I guess the smallest task to do is to start from master, improve some of the container build processes and unify the Travis and install processes.

[alehatsman]

What a story Mark?

Agree with @joekohlsdorf

You can archive speed and cache without multi-stage. Docker's layers concept of caching will be enough. Just do things in the right order so that docker can cache steps.

In your example @jk- , you install pip and apt deps two times.

If this app was compiled to binary only, including all static assets, then it would perfectly make sense to build it first, then copy the binary to the scratch image and use that light image everywhere.

https://github.com/geohot/qira/pull/216

[jk-]

I'm trying to address two things that I believe are being overlooked. Testing speed, and a cloud based version of Qira. Both of these processes will require an intermediary build process, unless you want to wait for 7 minutes to run a container.

The reason pip is installed twice, is once for a build container (to facilitate caching of a build image) and another image that facilitates development (as you will be required to update pip dependencies). We already talked about the ability to mount onto the development container to prevent that.

For example, your PR #216 ran for 7 min and 14 sec.

A multi-stage build, when properly using a container register, will be able to cache build dependencies (qira/build:latest).

The current code in this PR to facilitate that, is wrong, primarily because the base image is not a remote register endpoint and the fact that the origin branch has changed so much.

[alehatsman]

@jk-

The run time that you are referring to is run time of raw execution of the installation process.
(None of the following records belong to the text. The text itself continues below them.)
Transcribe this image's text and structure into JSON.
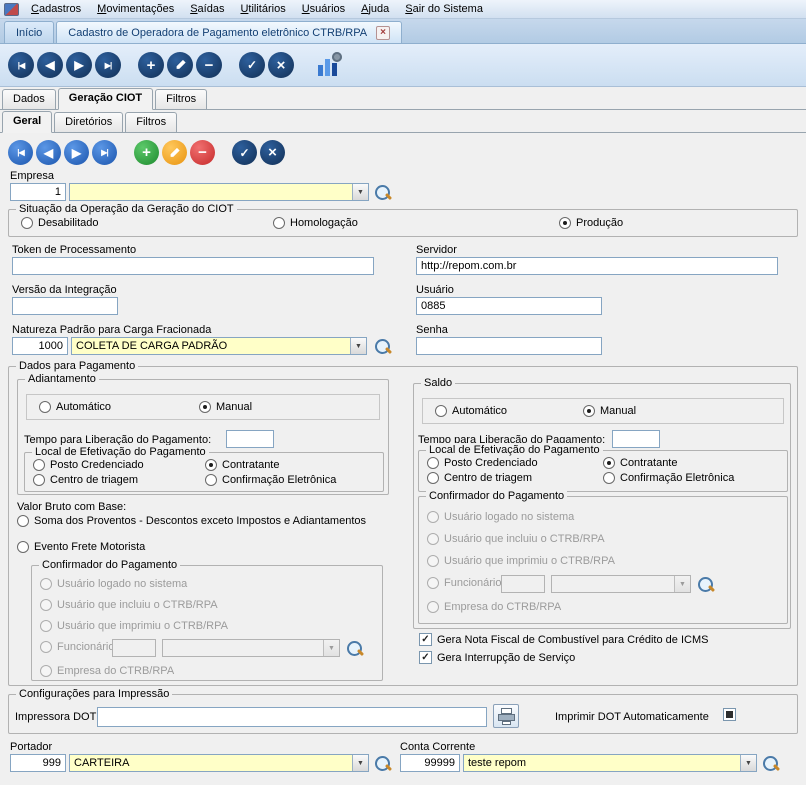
{
  "colors": {
    "chrome_blue": "#cfe0f2",
    "toolbar_icon_navy": "#17365d",
    "nav_icon_blue": "#1b55ad",
    "add_green": "#1e8a2e",
    "edit_orange": "#e8930f",
    "delete_red": "#c52a2a",
    "field_yellow": "#ffffc8",
    "tab_text_blue": "#123f73"
  },
  "icons": {
    "app": "app-logo",
    "first": "|◀",
    "prev": "◀",
    "next": "▶",
    "last": "▶|",
    "add": "+",
    "edit": "pencil",
    "remove": "−",
    "ok": "✓",
    "cancel": "×",
    "close": "×",
    "dropdown": "▼",
    "check": "✓",
    "search": "magnifier",
    "printer": "printer",
    "chart": "bar-chart-settings"
  },
  "menubar": {
    "items": [
      "Cadastros",
      "Movimentações",
      "Saídas",
      "Utilitários",
      "Usuários",
      "Ajuda",
      "Sair do Sistema"
    ]
  },
  "doc_tabs": {
    "home": "Início",
    "active_title": "Cadastro de Operadora de Pagamento eletrônico CTRB/RPA"
  },
  "main_tabs": {
    "dados": "Dados",
    "geracao_ciot": "Geração CIOT",
    "filtros": "Filtros",
    "active": "Geração CIOT"
  },
  "sub_tabs": {
    "geral": "Geral",
    "diretorios": "Diretórios",
    "filtros": "Filtros",
    "active": "Geral"
  },
  "fields": {
    "empresa": {
      "label": "Empresa",
      "code": "1",
      "name": ""
    },
    "situacao": {
      "legend": "Situação da Operação da Geração do CIOT",
      "desabilitado": "Desabilitado",
      "homologacao": "Homologação",
      "producao": "Produção",
      "selected": "Produção"
    },
    "token": {
      "label": "Token de Processamento",
      "value": ""
    },
    "servidor": {
      "label": "Servidor",
      "value": "http://repom.com.br"
    },
    "versao": {
      "label": "Versão da Integração",
      "value": ""
    },
    "usuario": {
      "label": "Usuário",
      "value": "0885"
    },
    "natureza": {
      "label": "Natureza Padrão para Carga Fracionada",
      "code": "1000",
      "name": "COLETA DE CARGA PADRÃO"
    },
    "senha": {
      "label": "Senha",
      "value": ""
    }
  },
  "pagamento": {
    "legend": "Dados para Pagamento",
    "auto_label": "Automático",
    "manual_label": "Manual",
    "tempo_label": "Tempo para Liberação do Pagamento:",
    "local_legend": "Local de Efetivação do Pagamento",
    "local_posto": "Posto Credenciado",
    "local_contratante": "Contratante",
    "local_centro": "Centro de triagem",
    "local_confirmacao": "Confirmação Eletrônica",
    "confirmador_legend": "Confirmador do Pagamento",
    "conf_logado": "Usuário logado no sistema",
    "conf_incluiu": "Usuário que incluiu o CTRB/RPA",
    "conf_imprimiu": "Usuário que imprimiu o CTRB/RPA",
    "conf_funcionario": "Funcionário:",
    "conf_empresa": "Empresa do CTRB/RPA",
    "adiantamento": {
      "legend": "Adiantamento",
      "mode_selected": "Manual",
      "tempo_value": "",
      "local_selected": "Contratante",
      "funcionario_value": ""
    },
    "saldo": {
      "legend": "Saldo",
      "mode_selected": "Manual",
      "tempo_value": "",
      "local_selected": "Contratante",
      "funcionario_value": ""
    },
    "valor_bruto": {
      "label": "Valor Bruto com Base:",
      "opt_soma": "Soma dos Proventos - Descontos exceto Impostos e Adiantamentos",
      "opt_evento": "Evento Frete Motorista",
      "selected": ""
    },
    "checks": {
      "nota_fiscal": {
        "label": "Gera Nota Fiscal de Combustível para Crédito de ICMS",
        "checked": true
      },
      "interrupcao": {
        "label": "Gera Interrupção de Serviço",
        "checked": true
      }
    }
  },
  "impressao": {
    "legend": "Configurações para Impressão",
    "impressora_label": "Impressora DOT",
    "impressora_value": "",
    "auto_label": "Imprimir DOT Automaticamente",
    "auto_checked": true
  },
  "bottom": {
    "portador": {
      "label": "Portador",
      "code": "999",
      "name": "CARTEIRA"
    },
    "conta": {
      "label": "Conta Corrente",
      "code": "99999",
      "name": "teste repom"
    }
  }
}
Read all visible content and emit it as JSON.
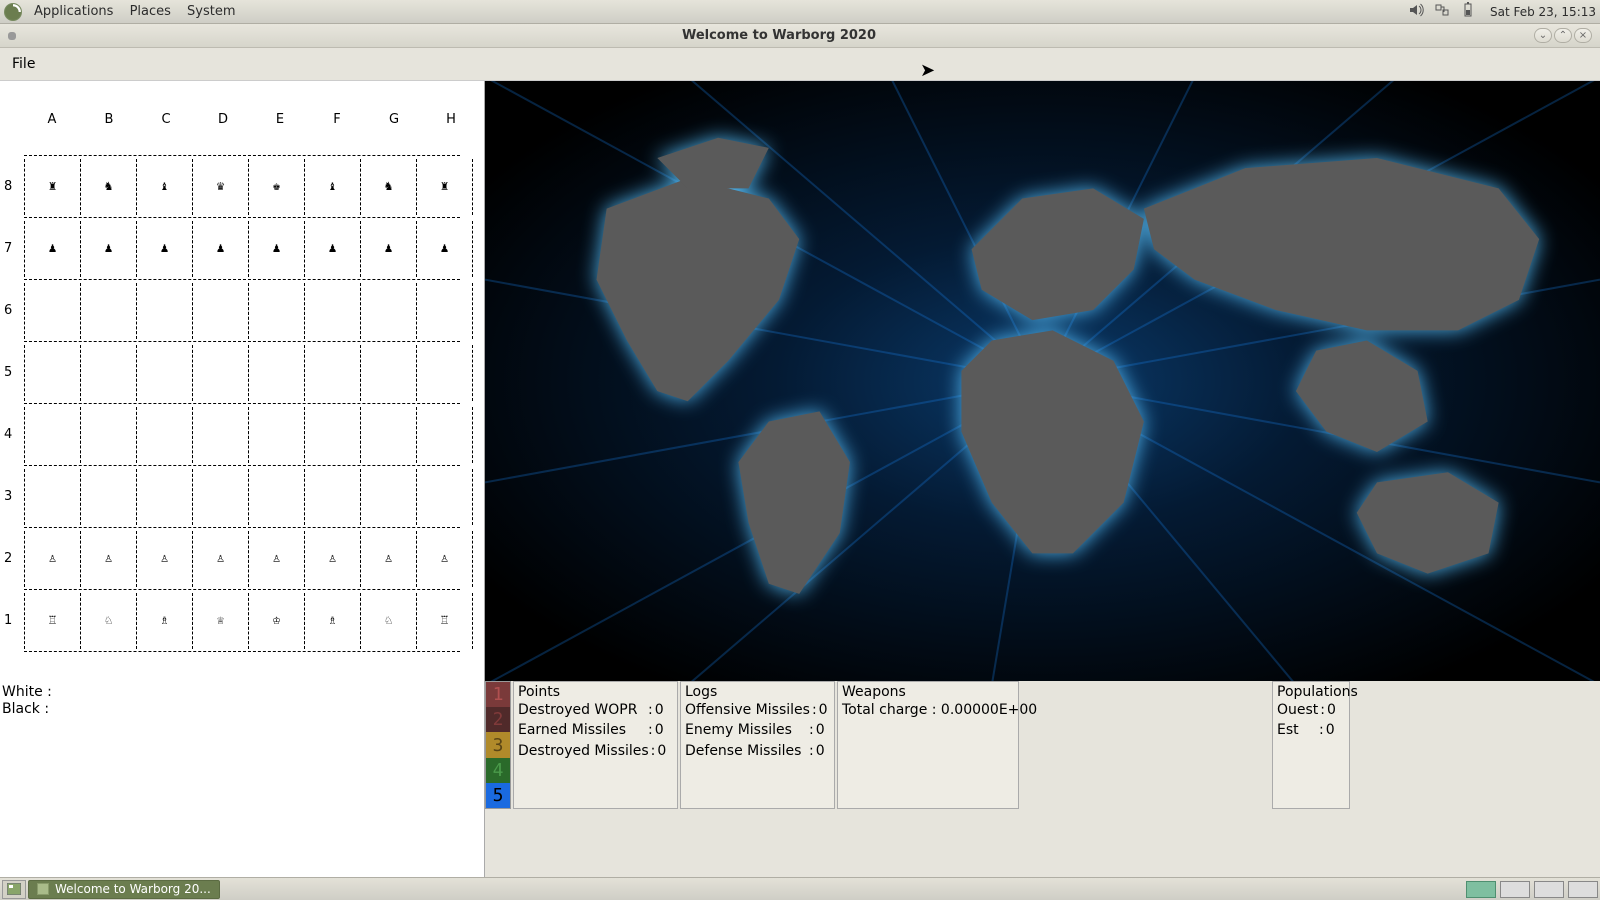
{
  "panel": {
    "menus": [
      "Applications",
      "Places",
      "System"
    ],
    "clock": "Sat Feb 23, 15:13"
  },
  "window": {
    "title": "Welcome to Warborg 2020"
  },
  "menubar": {
    "file": "File"
  },
  "chess": {
    "columns": [
      "A",
      "B",
      "C",
      "D",
      "E",
      "F",
      "G",
      "H"
    ],
    "rows": [
      {
        "rank": "8",
        "cells": [
          "♜",
          "♞",
          "♝",
          "♛",
          "♚",
          "♝",
          "♞",
          "♜"
        ]
      },
      {
        "rank": "7",
        "cells": [
          "♟",
          "♟",
          "♟",
          "♟",
          "♟",
          "♟",
          "♟",
          "♟"
        ]
      },
      {
        "rank": "6",
        "cells": [
          "",
          "",
          "",
          "",
          "",
          "",
          "",
          ""
        ]
      },
      {
        "rank": "5",
        "cells": [
          "",
          "",
          "",
          "",
          "",
          "",
          "",
          ""
        ]
      },
      {
        "rank": "4",
        "cells": [
          "",
          "",
          "",
          "",
          "",
          "",
          "",
          ""
        ]
      },
      {
        "rank": "3",
        "cells": [
          "",
          "",
          "",
          "",
          "",
          "",
          "",
          ""
        ]
      },
      {
        "rank": "2",
        "cells": [
          "♙",
          "♙",
          "♙",
          "♙",
          "♙",
          "♙",
          "♙",
          "♙"
        ]
      },
      {
        "rank": "1",
        "cells": [
          "♖",
          "♘",
          "♗",
          "♕",
          "♔",
          "♗",
          "♘",
          "♖"
        ]
      }
    ],
    "white_label": "White :",
    "black_label": "Black :"
  },
  "status": {
    "levels": [
      {
        "n": "1",
        "bg": "#7a3a3a",
        "fg": "#b05050"
      },
      {
        "n": "2",
        "bg": "#502a2a",
        "fg": "#803a3a"
      },
      {
        "n": "3",
        "bg": "#b08a2a",
        "fg": "#5a4515"
      },
      {
        "n": "4",
        "bg": "#2a6a2a",
        "fg": "#4a9a4a"
      },
      {
        "n": "5",
        "bg": "#1a6ae0",
        "fg": "#000000"
      }
    ],
    "points": {
      "title": "Points",
      "rows": [
        {
          "k": "Destroyed WOPR",
          "v": "0"
        },
        {
          "k": "Earned Missiles",
          "v": "0"
        },
        {
          "k": "Destroyed Missiles",
          "v": "0"
        }
      ]
    },
    "logs": {
      "title": "Logs",
      "rows": [
        {
          "k": "Offensive Missiles",
          "v": "0"
        },
        {
          "k": "Enemy Missiles",
          "v": "0"
        },
        {
          "k": "Defense Missiles",
          "v": "0"
        }
      ]
    },
    "weapons": {
      "title": "Weapons",
      "rows": [
        {
          "k": "Total charge",
          "v": "0.00000E+00"
        }
      ]
    },
    "populations": {
      "title": "Populations",
      "rows": [
        {
          "k": "Ouest",
          "v": "0"
        },
        {
          "k": "Est",
          "v": "0"
        }
      ]
    }
  },
  "taskbar": {
    "task": "Welcome to Warborg 20..."
  }
}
Ok. My point is, while intermediate layer caching is disabled in Travis, if it is done right in your Dockerfile, you can do docker pull qira:latest, that will download all intermediate layers of your image to local travis's docker process. And then run a build of docker image.

Layers with dependencies will be there and docker will reuse them. Apt, pip etc. If you have changed requirements.txt it will detect it and install it again.